The party said that under normal circumstances, “The drawing up of the programme and any additional notes and information  to form the contents of the official brochure for such a national event  will be agreed at the national planning  committee level drawn from these public offices and signed off by the minister of communications and the director of state protocol.”

The NPP wants to know how Mr Arthur was appointed when he did not qualify for the job as well as the charge by ISD staff that their work had been usurped by the communications directorate of the Flagstaff House.

They also want investigation into the propriety of statements issued and signed by the minister of communications, announcing the contents of "a statement signed by the Chief of Staff," when that "statement signed by the Chief of Staff" is not in the public domain as well as which public official actually signed the final draft of the brochure before it was sent for printing.

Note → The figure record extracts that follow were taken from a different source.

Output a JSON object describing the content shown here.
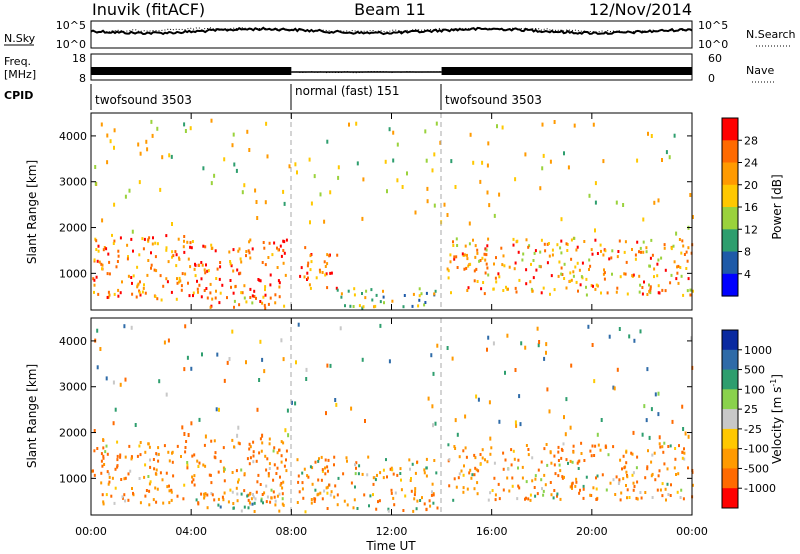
{
  "header": {
    "title": "Inuvik (fitACF)",
    "beam": "Beam 11",
    "date": "12/Nov/2014"
  },
  "noise_panel": {
    "left_label": "N.Sky",
    "right_label": "N.Search",
    "left_ticks": [
      "10^5",
      "10^0"
    ],
    "right_ticks": [
      "10^5",
      "10^0"
    ]
  },
  "freq_panel": {
    "left_label": "Freq.",
    "left_unit": "[MHz]",
    "right_label": "Nave",
    "left_ticks": [
      "18",
      "8"
    ],
    "right_ticks": [
      "60",
      "0"
    ]
  },
  "cpid_panel": {
    "label": "CPID",
    "segments": [
      {
        "name": "twofsound 3503",
        "start_hour": 0,
        "end_hour": 8
      },
      {
        "name": "normal (fast) 151",
        "start_hour": 8,
        "end_hour": 14
      },
      {
        "name": "twofsound 3503",
        "start_hour": 14,
        "end_hour": 24
      }
    ]
  },
  "x_axis": {
    "label": "Time UT",
    "ticks": [
      "00:00",
      "04:00",
      "08:00",
      "12:00",
      "16:00",
      "20:00",
      "00:00"
    ],
    "range_hours": [
      0,
      24
    ]
  },
  "power_colorbar": {
    "label": "Power [dB]",
    "ticks": [
      "28",
      "24",
      "20",
      "16",
      "12",
      "8",
      "4"
    ],
    "colors": [
      "#ff0000",
      "#ff6a00",
      "#ff9a00",
      "#ffc800",
      "#9ad23c",
      "#2e9e6e",
      "#1e5aa8",
      "#0000ff"
    ]
  },
  "velocity_colorbar": {
    "label": "Velocity [m s",
    "label_superscript": "-1",
    "label_close": "]",
    "ticks": [
      "1000",
      "500",
      "100",
      "25",
      "-25",
      "-100",
      "-500",
      "-1000"
    ],
    "colors": [
      "#0a2aa0",
      "#2f6ba8",
      "#2e9e6e",
      "#8ad24c",
      "#c8c8c8",
      "#ffc800",
      "#ff9a00",
      "#ff6a00",
      "#ff0000"
    ]
  },
  "chart_data": {
    "type": "heatmap",
    "x_unit": "hours UT",
    "xlim": [
      0,
      24
    ],
    "ylim": [
      200,
      4500
    ],
    "ylabel": "Slant Range [km]",
    "y_ticks": [
      1000,
      2000,
      3000,
      4000
    ],
    "mode_boundaries_hours": [
      8,
      14
    ],
    "panels": [
      {
        "name": "power",
        "regions": [
          {
            "t0": 0,
            "t1": 3.8,
            "r0": 450,
            "r1": 1900,
            "level": 24
          },
          {
            "t0": 3.8,
            "t1": 7.8,
            "r0": 500,
            "r1": 1800,
            "level": 26
          },
          {
            "t0": 4.5,
            "t1": 7.8,
            "r0": 250,
            "r1": 600,
            "level": 22
          },
          {
            "t0": 8.2,
            "t1": 9.8,
            "r0": 700,
            "r1": 1600,
            "level": 24
          },
          {
            "t0": 9.8,
            "t1": 13.8,
            "r0": 250,
            "r1": 700,
            "level": 14
          },
          {
            "t0": 14.2,
            "t1": 24,
            "r0": 550,
            "r1": 1800,
            "level": 22
          }
        ]
      },
      {
        "name": "velocity",
        "regions": [
          {
            "t0": 0,
            "t1": 7.8,
            "r0": 450,
            "r1": 1900,
            "level": -300
          },
          {
            "t0": 4,
            "t1": 7.8,
            "r0": 300,
            "r1": 700,
            "level": 0
          },
          {
            "t0": 8.2,
            "t1": 13.8,
            "r0": 300,
            "r1": 1500,
            "level": -150
          },
          {
            "t0": 14.2,
            "t1": 24,
            "r0": 550,
            "r1": 1800,
            "level": -250
          }
        ]
      }
    ]
  }
}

They also want to know which printer was selected and proceeded to print such a document with such obvious errors and the veracity of reports that the Chairman of the Independence Day Planning Committee has laid the blame on the communications directorate of the Flagstaff House and not on the committee or the ISD, which might have led to the  minister of communications  assuming responsibility  for the directorate.

Poor Job
The brochure, distributed at the Black Star Square where visiting presidents were in Ghana to witness the momentous occasion, was filled with poor grammar, awful spelling, badly constructed sentences as well as shocking colloquial expressions with the description of the green colour in the national flag as ‘dark green.’

The most shocking mistake in the brochure is the reference to the visiting Kenyan President, Uhuru Kenyatta, as President of Ghana.